No matter how you translate this, the Pope is commenting on the tone of the quote not the substance. Thus, I think Armstrong is understated in saying "without comment." Plus, she is trying to write and respond quickly. You cannot hold her public intellectual writing to the same standard as her academic books.


Ben W. Brumfield - 9/20/2006

Furthermore, even if you give Armstrong the benefit of the doubt for having seen a weak translation, analysis based on faulty data is not terribly useful.


Ben W. Brumfield - 9/20/2006

There has been a history of translations, but the weakest I've seen (the Christian Science Monitor's "somewhat brusquely") still does not qualify as "without qualification".

I won't defend the pope's choice of Paleologus -- perhaps it's some coded message about Ahmedinejad, perhaps it really just happened to be the book he'd finished reading -- but would have a problem insisting that Benedict consider Paleologus's statement as he phrased it in the original "beyond the pale of acceptable opinion". Deeply counterproductive, undiplomatic, or flat-out stupid I'd buy, on the other hand.


David Lion Salmanson - 9/20/2006

I don't see how the Pope's noting the brusqueness of the comments changes what appears to be the Pope's tacit approval of the comments.
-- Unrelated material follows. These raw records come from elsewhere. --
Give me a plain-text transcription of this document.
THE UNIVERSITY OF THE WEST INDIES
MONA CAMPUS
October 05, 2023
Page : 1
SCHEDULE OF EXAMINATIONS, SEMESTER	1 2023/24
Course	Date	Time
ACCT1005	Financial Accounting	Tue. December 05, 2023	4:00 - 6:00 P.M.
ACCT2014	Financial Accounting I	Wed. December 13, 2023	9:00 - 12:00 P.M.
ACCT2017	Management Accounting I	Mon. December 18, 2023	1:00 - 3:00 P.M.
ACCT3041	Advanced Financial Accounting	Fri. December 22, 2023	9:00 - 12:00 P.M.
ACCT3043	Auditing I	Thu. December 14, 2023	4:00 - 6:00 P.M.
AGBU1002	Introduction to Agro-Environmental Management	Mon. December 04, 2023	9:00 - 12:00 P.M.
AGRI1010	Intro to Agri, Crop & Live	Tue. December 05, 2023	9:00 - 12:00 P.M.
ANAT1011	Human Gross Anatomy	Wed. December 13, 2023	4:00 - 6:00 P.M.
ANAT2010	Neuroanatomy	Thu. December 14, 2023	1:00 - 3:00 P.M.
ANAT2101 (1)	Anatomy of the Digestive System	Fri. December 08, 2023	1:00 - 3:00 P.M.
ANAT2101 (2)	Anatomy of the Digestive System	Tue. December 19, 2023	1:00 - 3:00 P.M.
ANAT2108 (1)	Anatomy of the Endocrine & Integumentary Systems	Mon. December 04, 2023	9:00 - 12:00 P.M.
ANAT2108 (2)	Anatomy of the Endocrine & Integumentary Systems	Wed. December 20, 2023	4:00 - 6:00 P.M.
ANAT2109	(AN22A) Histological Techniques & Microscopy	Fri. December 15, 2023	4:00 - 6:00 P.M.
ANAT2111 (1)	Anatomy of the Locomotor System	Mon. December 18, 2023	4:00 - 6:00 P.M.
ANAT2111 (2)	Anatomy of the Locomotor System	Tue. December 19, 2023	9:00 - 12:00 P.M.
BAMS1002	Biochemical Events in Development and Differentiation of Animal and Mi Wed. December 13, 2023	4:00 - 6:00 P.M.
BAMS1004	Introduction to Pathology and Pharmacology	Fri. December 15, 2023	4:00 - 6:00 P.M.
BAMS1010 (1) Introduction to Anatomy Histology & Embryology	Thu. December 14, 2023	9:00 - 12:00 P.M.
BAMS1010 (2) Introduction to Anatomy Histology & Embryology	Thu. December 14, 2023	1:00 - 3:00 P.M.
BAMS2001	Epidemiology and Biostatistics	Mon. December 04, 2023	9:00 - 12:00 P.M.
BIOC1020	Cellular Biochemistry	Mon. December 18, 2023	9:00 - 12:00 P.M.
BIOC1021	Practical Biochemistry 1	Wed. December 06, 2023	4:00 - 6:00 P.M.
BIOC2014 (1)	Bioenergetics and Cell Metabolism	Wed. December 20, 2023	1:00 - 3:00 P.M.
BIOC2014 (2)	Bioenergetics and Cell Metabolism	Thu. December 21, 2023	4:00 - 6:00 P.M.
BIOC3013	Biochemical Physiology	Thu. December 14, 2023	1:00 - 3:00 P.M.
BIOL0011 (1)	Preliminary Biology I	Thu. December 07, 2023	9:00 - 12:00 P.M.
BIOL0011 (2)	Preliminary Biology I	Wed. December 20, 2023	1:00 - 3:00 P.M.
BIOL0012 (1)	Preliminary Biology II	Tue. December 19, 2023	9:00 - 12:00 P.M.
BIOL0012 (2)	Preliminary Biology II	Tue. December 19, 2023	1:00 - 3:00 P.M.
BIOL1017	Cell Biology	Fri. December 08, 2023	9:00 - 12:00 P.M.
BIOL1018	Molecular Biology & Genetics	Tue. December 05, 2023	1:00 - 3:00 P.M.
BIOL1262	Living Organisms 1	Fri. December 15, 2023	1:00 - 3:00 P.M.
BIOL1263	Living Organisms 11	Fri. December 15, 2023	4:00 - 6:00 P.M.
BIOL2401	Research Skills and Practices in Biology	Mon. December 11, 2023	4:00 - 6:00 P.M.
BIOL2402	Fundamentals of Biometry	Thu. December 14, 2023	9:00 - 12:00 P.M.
To me the Pope's caveat's - no matter how they are translated - seem to say: don't be turned off by the tone - this guy is speaking the truth. On the rest of the Armstrong piece, much of it lines up with knowledge I already had re: Jews being targeted during the Crusades etc.


Ralph E. Luker - 9/20/2006

I dunno, Ben. The link you cite indicates that there's a history of English translations of the Pope's speech at Regensburg; and you have to give Armstrong the benefit of doubt on the time at which she read the text. Even so, if I refer to a judge's sentence of a person in her court as "harsh," it certainly doesn't mean that I reject its legitimacy. Benedict, after all, had a wealth of texts that he might have cited up front in his address and he chose to quote from a text that yields, even from him, the comment that it is "surprisingly harsh -- to us". That doesn't suggest that it is, to him, beyond the pale of acceptable opinion.


Ben W. Brumfield - 9/20/2006

The Armstrong article is disappointing, in that she characterizes astoundingly harsh — to us surprisingly harsh as "without qualification and with apparent approval." One wonders how much credence to give the rest of her factual assertions.


Jonathan Dresner - 9/20/2006

...waiting to be recognized. When the first blogger gets a grant, call me.